Employer investment in training dropped 26% per employee since 2005. Construction firms offering worker training fell from 57% in 2011 to 49% in 2024.
The industry needs nearly 1 million additional workers by 2032. The government’s plan targets 40,000 learners by 2029.
Do the math. That’s a 96% shortfall.
The Rebranding Problem
Political messaging matters because it controls the narrative. When governments present existing institutions as new solutions, they avoid accountability for past failures while claiming credit for doing nothing new.
This pattern extends beyond construction education. Every department does this now.
Watch any government announcement. Same playbook every time.
The designated colleges will function as regional “hubs” supporting other institutions. But why not invest directly in expanding proven programs rather than creating fake competition?
Why not just expand what works? Because that doesn’t generate press releases about “new” initiatives.
Real Solutions Require Honesty
Addressing the construction skills crisis demands new colleges, not renamed ones.

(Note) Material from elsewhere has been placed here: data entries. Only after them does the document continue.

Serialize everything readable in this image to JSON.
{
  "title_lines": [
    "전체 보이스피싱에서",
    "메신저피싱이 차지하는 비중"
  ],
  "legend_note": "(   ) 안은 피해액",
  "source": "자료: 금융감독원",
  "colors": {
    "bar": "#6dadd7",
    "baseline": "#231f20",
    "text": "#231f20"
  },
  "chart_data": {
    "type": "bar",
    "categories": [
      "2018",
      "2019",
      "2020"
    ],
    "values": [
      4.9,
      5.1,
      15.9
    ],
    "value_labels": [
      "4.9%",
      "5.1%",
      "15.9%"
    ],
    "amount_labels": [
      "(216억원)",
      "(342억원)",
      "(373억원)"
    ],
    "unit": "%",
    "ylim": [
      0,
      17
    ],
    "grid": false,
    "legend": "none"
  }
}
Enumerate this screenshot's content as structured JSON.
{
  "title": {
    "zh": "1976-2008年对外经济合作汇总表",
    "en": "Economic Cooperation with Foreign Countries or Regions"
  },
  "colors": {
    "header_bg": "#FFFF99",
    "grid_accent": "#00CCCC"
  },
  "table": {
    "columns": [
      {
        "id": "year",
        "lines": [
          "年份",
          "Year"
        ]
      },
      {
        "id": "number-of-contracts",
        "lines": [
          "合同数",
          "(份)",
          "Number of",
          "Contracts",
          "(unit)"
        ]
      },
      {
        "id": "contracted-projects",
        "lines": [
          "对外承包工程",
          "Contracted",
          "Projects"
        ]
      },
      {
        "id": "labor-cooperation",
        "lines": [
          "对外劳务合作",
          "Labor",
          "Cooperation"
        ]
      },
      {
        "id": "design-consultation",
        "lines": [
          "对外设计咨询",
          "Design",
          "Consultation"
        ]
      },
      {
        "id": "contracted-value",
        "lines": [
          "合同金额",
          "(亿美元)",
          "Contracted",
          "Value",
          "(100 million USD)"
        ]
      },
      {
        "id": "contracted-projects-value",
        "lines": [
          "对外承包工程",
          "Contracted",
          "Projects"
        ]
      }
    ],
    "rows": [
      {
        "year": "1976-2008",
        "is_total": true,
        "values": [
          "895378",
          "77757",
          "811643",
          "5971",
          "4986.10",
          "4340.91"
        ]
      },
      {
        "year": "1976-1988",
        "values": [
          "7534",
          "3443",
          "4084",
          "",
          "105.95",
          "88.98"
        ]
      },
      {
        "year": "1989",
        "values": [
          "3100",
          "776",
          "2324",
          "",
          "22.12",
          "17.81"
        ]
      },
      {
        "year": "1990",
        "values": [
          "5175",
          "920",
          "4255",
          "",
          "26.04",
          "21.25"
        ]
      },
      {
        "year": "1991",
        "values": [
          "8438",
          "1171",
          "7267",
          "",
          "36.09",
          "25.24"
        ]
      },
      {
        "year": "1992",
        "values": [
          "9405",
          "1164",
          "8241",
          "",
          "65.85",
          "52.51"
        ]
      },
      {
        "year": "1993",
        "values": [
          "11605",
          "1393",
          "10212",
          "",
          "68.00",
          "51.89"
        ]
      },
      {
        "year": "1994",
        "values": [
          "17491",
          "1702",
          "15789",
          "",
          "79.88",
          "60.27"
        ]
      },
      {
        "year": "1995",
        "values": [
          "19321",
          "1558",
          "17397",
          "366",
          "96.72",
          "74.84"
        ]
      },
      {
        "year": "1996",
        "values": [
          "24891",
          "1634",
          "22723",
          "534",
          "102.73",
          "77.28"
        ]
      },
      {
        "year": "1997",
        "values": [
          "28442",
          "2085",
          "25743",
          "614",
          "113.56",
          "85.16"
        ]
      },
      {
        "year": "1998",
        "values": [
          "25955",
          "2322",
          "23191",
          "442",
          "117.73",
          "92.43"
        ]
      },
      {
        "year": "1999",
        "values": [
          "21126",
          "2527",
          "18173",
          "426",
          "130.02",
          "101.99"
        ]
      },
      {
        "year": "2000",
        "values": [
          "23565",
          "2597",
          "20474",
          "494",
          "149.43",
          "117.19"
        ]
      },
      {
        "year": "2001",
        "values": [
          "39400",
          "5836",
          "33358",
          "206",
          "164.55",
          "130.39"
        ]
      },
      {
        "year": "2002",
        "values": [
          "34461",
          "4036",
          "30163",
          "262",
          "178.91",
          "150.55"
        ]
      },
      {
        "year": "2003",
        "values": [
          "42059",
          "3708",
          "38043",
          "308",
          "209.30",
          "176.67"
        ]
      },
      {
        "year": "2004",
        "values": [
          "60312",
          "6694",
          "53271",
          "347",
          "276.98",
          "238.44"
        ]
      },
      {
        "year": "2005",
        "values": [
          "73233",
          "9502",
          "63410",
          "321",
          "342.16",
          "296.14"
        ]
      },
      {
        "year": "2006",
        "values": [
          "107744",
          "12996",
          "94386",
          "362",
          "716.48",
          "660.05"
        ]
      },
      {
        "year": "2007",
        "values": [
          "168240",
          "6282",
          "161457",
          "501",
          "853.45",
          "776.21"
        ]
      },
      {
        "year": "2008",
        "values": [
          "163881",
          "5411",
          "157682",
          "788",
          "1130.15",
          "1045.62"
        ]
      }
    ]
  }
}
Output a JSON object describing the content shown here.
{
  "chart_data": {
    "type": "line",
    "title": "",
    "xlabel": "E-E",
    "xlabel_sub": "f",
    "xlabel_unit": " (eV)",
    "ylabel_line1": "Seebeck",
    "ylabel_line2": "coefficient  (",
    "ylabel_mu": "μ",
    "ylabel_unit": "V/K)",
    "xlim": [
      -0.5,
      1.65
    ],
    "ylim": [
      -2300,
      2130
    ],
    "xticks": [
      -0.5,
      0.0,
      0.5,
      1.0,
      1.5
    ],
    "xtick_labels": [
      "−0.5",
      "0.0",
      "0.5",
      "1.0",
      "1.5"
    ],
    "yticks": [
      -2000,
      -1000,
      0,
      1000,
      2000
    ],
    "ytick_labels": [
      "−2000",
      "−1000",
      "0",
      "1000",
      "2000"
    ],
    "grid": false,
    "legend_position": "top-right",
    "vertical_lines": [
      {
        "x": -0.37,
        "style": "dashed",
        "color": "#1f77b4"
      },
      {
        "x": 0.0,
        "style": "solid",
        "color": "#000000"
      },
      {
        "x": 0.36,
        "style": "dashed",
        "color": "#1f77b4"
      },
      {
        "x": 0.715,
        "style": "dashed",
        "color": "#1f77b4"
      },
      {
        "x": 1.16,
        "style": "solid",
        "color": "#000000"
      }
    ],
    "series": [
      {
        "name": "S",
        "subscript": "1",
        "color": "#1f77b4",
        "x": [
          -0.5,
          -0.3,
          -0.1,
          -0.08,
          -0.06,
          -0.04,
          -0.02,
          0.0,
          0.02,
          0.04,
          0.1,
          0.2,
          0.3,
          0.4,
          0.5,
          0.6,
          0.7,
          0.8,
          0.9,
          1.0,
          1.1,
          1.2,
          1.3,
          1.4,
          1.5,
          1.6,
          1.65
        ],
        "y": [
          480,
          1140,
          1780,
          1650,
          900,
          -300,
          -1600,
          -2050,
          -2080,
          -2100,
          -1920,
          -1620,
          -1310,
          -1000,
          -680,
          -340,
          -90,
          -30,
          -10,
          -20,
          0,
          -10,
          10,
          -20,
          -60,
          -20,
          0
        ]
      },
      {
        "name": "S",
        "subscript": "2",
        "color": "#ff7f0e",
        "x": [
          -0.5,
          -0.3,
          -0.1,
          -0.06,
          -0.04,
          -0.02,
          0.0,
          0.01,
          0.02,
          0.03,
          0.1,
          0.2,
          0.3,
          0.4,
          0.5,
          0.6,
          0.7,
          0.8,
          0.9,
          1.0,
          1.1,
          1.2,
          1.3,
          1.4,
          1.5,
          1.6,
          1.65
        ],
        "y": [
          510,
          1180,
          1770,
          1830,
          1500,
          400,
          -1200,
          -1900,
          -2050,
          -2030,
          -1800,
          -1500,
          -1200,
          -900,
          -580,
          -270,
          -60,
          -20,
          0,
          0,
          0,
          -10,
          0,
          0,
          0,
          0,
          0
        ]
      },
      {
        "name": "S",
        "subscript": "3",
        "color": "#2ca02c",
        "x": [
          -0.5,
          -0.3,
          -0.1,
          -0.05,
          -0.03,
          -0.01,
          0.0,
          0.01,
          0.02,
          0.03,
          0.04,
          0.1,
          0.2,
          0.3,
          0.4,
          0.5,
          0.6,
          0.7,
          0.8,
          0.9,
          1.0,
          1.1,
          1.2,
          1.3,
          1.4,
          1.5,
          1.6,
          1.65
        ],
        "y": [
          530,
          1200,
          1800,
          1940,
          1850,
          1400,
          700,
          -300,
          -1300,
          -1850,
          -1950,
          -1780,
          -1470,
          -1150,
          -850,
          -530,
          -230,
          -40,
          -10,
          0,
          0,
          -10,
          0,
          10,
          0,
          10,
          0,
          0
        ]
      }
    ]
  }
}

The skills crisis needs actual solutions. New buildings. More capacity. Real investment.
The government could build new facilities, restore cut funding, or incentivize employer training programs. Instead, they chose the path requiring minimal new investment while maximizing headlines.
Instead, they chose maximum PR for minimum spend.
Voters deserve accurate information about policy initiatives. Calling 64-year-old institutions “new” undermines public trust and hides how little they’re really spending.
When you call a 64-year-old college “new,” you’re not fooling the industry. You’re insulting everyone’s intelligence.
The £100 million isn’t building new colleges. It’s buying new signs.